Ertharin Cousin, the U.N. agency’s executive director, called on donor countries to give more to millions displaced by the Syria conflict, now in its fifth year.

“We need everyone to recognize that we as a global community must continue to stand by these families, these children, until the political situation is solved,” she told The Associated Press after meeting with refugees in the Jordanian capital, Amman.

“We are asking the community of donors and taxpayers around the world … to continue to assist us,” Cousin said, adding that “children must eat every day, a mother must cook and put food on the table every night.”

Since the start of the Syrian conflict in 2011, more than 4 million Syrians have fled to neighboring countries. About 630,000 have found refuge in Jordan, with the vast majority living in poverty in local communities rather than in three refugee camps. Other host countries include Lebanon, Turkey, Iraq and Egypt.

In Jordan, some 440,000 refugees currently receive WFP food vouchers, with aid scaled back repeatedly in recent months.

About 211,000 food aid recipients, considered the most vulnerable, get $14 per person per month, and that level of funding is secured through November, the WFP said.

The rest are considered less vulnerable because family members could potentially find informal jobs, even though refugees are largely barred from working in Jordan.

“Unfortunately, those families, starting in September, unless we receive additional contributions, they will receive nothing,” Cousin said.

In Iraq, meanwhile, the WFP announced further cuts in food aid for close to one million displaced people.

“The situation is bleak,” Cousin said after meeting Khaldiyeh Hussein, a mother of eight, in her one-room shelter in the Hashemi al-Shamali neighborhood of Amman.

Hussein, who fled her hometown of Homs two-and-a-half years ago, told Cousin that she mainly cooks rice and can no longer afford dairy products.

She is behind in rent and faces eviction, in part because she has to spend more money on food. She said she may have to choose between settling in a refugee camp where life is cheaper or moving in with a brother who has to feed a family of his own.

Hussein, flanked by her children, said she would like her oldest daughter, 17-year-old Hamida, to get married and help ease the economic burden. Hamida said she’s too young and Hussein told Cousin she will respect her daughter’s wishes.

Cousin and her hosts sat on mattresses laid out on the floor in the small room. Other mattresses, for sleeping, were stacked in a corner.

At one point, the WFP chief asked to see the kitchen in a small adjacent room. Hussein opened the door to the refrigerator, which contained a few eggs, some rice and pita bread in the freezer.

In an earlier stop, Cousin met 13 boys between the ages of 11 and 18 at a youth center in the Mahata neighborhood of Amman. The group consisted largely of Syrian refugees, but also included a few Jordanians.

All were out of school. Some had to quit school to work and help their families.

Amer al-Farraj, 16, told Cousin he left school after his family’s food aid was reduced. He now works, delivering large water bottles to homes.

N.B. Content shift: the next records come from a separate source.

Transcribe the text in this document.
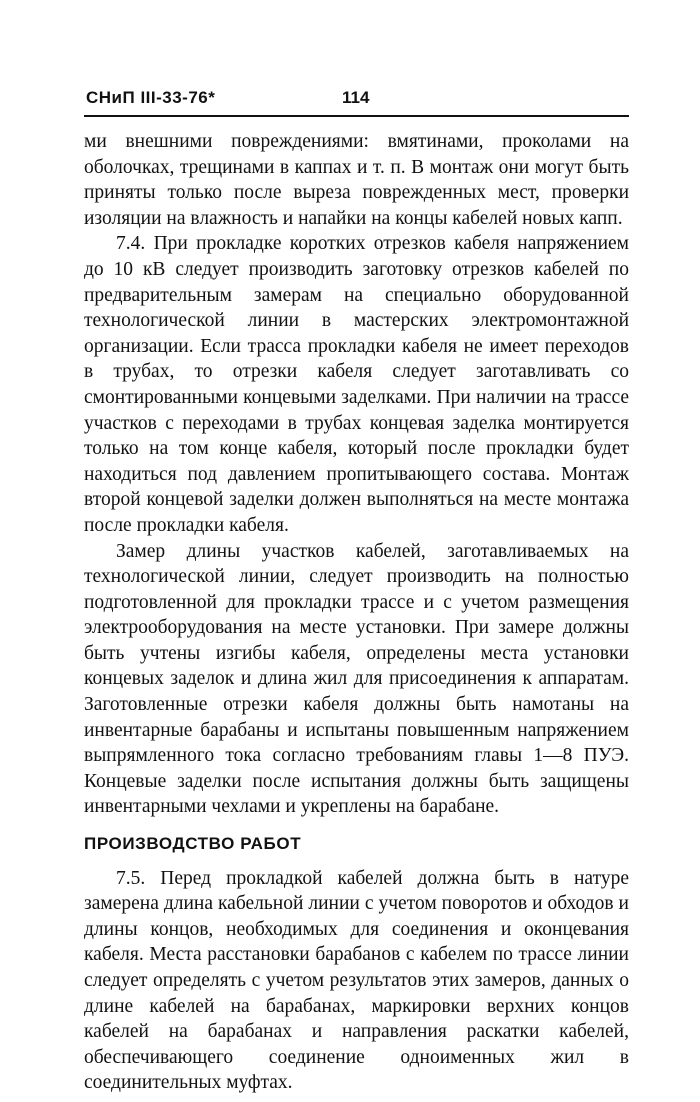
СНиП III-33-76*	114

ми внешними повреждениями: вмятинами, проколами на оболочках, трещинами в каппах и т. п. В монтаж они могут быть приняты только после выреза поврежденных мест, проверки изоляции на влажность и напайки на концы кабелей новых капп.

7.4. При прокладке коротких отрезков кабеля напряжением до 10 кВ следует производить заготовку отрезков кабелей по предварительным замерам на специально оборудованной технологической линии в мастерских электромонтажной организации. Если трасса прокладки кабеля не имеет переходов в трубах, то отрезки кабеля следует заготавливать со смонтированными концевыми заделками. При наличии на трассе участков с переходами в трубах концевая заделка монтируется только на том конце кабеля, который после прокладки будет находиться под давлением пропитывающего состава. Монтаж второй концевой заделки должен выполняться на месте монтажа после прокладки кабеля.

Замер длины участков кабелей, заготавливаемых на технологической линии, следует производить на полностью подготовленной для прокладки трассе и с учетом размещения электрооборудования на месте установки. При замере должны быть учтены изгибы кабеля, определены места установки концевых заделок и длина жил для присоединения к аппаратам. Заготовленные отрезки кабеля должны быть намотаны на инвентарные барабаны и испытаны повышенным напряжением выпрямленного тока согласно требованиям главы 1—8 ПУЭ. Концевые заделки после испытания должны быть защищены инвентарными чехлами и укреплены на барабане.

ПРОИЗВОДСТВО РАБОТ

7.5. Перед прокладкой кабелей должна быть в натуре замерена длина кабельной линии с учетом поворотов и обходов и длины концов, необходимых для соединения и оконцевания кабеля. Места расстановки барабанов с кабелем по трассе линии следует определять с учетом результатов этих замеров, данных о длине кабелей на барабанах, маркировки верхних концов кабелей на барабанах и направления раскатки кабелей, обеспечивающего соединение одноименных жил в соединительных муфтах.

Two other boys said they help their fathers in construction jobs, including laying tiles. They said they need to work to help their families cover the rent.

Almost all said they would like to return to school.

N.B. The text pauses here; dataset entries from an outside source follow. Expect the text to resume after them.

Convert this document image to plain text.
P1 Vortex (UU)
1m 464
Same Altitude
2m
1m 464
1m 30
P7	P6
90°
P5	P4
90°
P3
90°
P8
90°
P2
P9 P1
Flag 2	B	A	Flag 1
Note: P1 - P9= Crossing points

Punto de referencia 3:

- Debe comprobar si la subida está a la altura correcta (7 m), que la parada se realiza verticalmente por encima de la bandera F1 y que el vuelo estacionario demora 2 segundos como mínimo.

Asked about their aspirations, one of the boys said that before being displaced, he dreamed of becoming an athlete. Another said he had wanted to be a lawyer. A third said he once dreamed of becoming a commercial pilot.

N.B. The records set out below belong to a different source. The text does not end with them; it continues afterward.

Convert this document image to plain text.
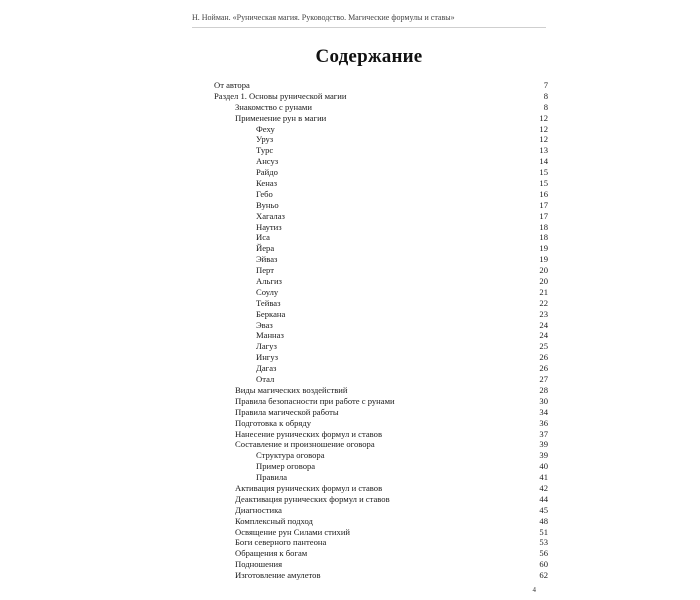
Н. Нойман. «Руническая магия. Руководство. Магические формулы и ставы»
Содержание
От автора	7
Раздел 1. Основы рунической магии	8
Знакомство с рунами	8
Применение рун в магии	12
Феху	12
Уруз	12
Турс	13
Ансуз	14
Райдо	15
Кеназ	15
Гебо	16
Вуньо	17
Хагалаз	17
Наутиз	18
Иса	18
Йера	19
Эйваз	19
Перт	20
Альгиз	20
Соулу	21
Тейваз	22
Беркана	23
Эваз	24
Манназ	24
Лагуз	25
Ингуз	26
Дагаз	26
Отал	27
Виды магических воздействий	28
Правила безопасности при работе с рунами	30
Правила магической работы	34
Подготовка к обряду	36
Нанесение рунических формул и ставов	37
Составление и произношение оговора	39
Структура оговора	39
Пример оговора	40
Правила	41
Активация рунических формул и ставов	42
Деактивация рунических формул и ставов	44
Диагностика	45
Комплексный подход	48
Освящение рун Силами стихий	51
Боги северного пантеона	53
Обращения к богам	56
Подношения	60
Изготовление амулетов	62
4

Cousin later said that the boys have been robbed of a future.

“Those boys, with their big dreams, none of them will be fulfilled because they live for today, and the today requires that they work,” she said. “The challenge is that, eventually, this crisis will end, and when it does, what happens to those boys, who today are working to help feed their families? They don’t have a tomorrow.”

The WFP chief, who heads to Lebanon and Yemen this week, said donors aren’t giving less than in the past, but that “the need is outpacing the traditional generosity” because of competing demands from humanitarian crises in the region and the world.

“We need those who have given to give more, we need those who have not given to invest in our work,” she said.